En ce qui concerne la question plus générale de la refondation du droit social, « tout tourne autour de la revalorisation de la négociation collective (…), mais l’égalité des armes n’est pas présente (…) et je ne pense pas qu’il y ait une recherche d’équilibre de la part du législateur », a relevé le spécialiste du droit du travail Emmanuel Dockès, professeur à l’Université Paris-Nanterre. « L’évolution ne tend pas, comme cela est présenté, vers un droit plus négocié et plus consensuel, mais vers un droit plus vertical, plus autoritaire », a-t-il poursuivi, et « il y a une volonté – parfaitement assumée par le gouvernement – d’éloigner le justiciable de son juge ».
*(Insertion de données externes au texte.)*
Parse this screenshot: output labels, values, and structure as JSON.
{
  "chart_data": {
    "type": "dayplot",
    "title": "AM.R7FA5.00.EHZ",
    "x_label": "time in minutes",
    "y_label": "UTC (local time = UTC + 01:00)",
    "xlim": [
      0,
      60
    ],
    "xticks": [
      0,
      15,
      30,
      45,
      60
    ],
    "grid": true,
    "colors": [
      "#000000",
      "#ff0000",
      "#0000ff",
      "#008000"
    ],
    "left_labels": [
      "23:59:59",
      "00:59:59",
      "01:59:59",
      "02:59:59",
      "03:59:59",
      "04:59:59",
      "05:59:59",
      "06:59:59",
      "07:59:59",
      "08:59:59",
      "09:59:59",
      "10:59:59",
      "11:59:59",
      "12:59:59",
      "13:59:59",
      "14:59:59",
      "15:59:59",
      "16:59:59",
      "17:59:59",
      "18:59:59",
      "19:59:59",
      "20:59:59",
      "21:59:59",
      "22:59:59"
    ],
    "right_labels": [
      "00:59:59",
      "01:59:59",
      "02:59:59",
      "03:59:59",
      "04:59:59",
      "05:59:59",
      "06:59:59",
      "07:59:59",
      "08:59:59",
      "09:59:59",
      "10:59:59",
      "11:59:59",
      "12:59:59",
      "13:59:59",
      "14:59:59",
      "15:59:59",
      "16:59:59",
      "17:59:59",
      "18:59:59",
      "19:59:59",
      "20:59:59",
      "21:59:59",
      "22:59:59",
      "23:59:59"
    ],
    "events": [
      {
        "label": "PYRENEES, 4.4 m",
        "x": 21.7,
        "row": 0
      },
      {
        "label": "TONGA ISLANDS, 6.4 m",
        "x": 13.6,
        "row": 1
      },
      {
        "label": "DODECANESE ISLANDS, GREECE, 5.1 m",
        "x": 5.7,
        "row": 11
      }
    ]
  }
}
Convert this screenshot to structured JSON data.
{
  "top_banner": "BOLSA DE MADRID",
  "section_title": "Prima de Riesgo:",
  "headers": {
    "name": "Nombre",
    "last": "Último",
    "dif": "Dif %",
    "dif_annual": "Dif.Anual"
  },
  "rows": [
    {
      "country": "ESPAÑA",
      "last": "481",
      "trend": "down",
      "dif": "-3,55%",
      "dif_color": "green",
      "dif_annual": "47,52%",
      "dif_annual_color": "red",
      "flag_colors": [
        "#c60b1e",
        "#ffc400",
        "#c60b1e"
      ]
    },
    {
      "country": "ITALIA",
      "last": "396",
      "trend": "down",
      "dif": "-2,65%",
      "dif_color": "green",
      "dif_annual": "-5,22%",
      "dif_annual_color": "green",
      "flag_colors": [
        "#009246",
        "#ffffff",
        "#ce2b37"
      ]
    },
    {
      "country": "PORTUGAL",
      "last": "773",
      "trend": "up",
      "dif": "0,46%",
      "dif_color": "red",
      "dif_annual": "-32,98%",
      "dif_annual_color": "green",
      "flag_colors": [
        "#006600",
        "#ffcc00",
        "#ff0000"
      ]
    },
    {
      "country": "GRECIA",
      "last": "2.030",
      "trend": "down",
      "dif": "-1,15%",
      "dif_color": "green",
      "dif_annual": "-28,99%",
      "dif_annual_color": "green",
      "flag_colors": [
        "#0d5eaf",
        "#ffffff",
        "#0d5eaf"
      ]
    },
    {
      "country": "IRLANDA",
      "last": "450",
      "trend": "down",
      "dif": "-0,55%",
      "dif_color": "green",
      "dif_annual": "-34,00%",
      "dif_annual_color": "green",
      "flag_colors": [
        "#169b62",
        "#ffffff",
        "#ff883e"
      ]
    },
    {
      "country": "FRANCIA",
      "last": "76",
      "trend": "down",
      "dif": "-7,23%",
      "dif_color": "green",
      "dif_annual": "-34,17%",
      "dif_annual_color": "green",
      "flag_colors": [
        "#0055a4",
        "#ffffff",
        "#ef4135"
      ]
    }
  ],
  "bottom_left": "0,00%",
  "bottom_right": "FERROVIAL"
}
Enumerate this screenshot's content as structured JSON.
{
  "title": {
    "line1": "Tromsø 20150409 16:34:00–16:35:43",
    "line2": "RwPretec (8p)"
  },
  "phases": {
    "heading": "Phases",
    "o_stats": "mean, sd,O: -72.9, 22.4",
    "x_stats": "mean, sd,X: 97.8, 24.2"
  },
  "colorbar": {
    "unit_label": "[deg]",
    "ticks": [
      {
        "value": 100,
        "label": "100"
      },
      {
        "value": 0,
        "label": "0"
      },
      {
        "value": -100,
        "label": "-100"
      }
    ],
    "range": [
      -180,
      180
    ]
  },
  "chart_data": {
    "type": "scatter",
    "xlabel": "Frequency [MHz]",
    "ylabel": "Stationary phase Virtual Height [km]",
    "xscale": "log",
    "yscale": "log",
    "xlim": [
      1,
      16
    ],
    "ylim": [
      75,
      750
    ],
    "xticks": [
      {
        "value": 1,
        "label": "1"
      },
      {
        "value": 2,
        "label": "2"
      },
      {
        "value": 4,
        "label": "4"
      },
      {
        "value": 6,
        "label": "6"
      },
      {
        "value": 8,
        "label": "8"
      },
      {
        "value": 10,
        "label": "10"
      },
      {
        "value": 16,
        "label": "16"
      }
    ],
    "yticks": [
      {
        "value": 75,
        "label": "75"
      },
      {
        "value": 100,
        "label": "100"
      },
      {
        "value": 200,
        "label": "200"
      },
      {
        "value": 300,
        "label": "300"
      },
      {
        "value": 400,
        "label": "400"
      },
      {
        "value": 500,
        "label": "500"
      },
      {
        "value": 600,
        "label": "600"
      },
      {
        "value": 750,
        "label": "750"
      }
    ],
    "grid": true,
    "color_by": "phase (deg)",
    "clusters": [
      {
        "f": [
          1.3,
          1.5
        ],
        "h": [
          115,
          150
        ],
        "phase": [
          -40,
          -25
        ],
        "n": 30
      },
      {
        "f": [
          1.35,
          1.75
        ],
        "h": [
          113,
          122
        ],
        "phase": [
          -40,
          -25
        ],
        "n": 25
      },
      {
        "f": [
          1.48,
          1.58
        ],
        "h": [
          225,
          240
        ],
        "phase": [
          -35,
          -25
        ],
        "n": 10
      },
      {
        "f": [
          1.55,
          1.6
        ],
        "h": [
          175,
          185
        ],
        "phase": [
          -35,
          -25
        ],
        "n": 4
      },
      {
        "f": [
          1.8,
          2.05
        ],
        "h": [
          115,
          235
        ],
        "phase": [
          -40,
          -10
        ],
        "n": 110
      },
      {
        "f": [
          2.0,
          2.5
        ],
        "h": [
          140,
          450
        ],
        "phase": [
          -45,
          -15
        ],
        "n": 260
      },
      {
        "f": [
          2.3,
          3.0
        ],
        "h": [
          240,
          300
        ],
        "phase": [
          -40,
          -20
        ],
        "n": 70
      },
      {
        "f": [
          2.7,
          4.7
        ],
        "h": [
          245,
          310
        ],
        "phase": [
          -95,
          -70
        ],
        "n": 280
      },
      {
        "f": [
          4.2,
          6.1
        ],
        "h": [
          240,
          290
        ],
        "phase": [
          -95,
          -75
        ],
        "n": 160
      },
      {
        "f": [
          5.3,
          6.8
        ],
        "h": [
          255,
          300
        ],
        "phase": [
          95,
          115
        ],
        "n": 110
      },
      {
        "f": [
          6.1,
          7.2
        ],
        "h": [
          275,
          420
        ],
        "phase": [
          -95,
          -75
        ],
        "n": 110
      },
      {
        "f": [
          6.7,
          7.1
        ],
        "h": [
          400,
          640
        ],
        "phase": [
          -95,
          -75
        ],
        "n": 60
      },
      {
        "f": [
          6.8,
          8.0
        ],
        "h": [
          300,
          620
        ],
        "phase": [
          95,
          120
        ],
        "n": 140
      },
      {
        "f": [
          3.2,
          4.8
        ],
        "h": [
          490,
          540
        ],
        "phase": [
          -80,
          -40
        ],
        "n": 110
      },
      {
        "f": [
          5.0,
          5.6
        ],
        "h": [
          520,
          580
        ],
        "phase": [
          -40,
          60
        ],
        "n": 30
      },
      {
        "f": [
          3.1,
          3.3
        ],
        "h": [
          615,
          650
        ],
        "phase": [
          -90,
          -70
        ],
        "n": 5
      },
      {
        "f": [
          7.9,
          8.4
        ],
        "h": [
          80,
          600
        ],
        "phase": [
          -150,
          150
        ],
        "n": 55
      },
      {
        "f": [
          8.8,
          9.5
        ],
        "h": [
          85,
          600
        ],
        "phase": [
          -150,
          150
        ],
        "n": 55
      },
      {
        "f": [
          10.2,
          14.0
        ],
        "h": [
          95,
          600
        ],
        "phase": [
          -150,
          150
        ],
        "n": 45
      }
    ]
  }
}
« Depuis 2004, tous les gouvernements ont emprunté ce chemin et ont placé l’accord collectif au cœur du dispositif », a rappelé Paul-Henri Antonmattei, professeur de droit privé et sciences criminelles à l’Université Montpellier 1. Or, pour lui, « de la négociation collective peut sortir le meilleur comme le pire en termes de compromis et de sécurisation de l’accord ». « Et c’est là que je compte sur l’investissement de chacun d’entre vous [avocats, ndlr], et sur la force de la déontologie », a-t-il ajouté. Cette refondation du droit social « est un tournant pour la profession d’avocat, et un tournant d’autant plus important que la chute brutale du contentieux prud’homal fragilise de nombreux cabinets », mais, « dans le même temps, s’ouvre à nous un champ des possibles, et notre capacité à les occuper sera déterminante pour l’avenir de la profession ».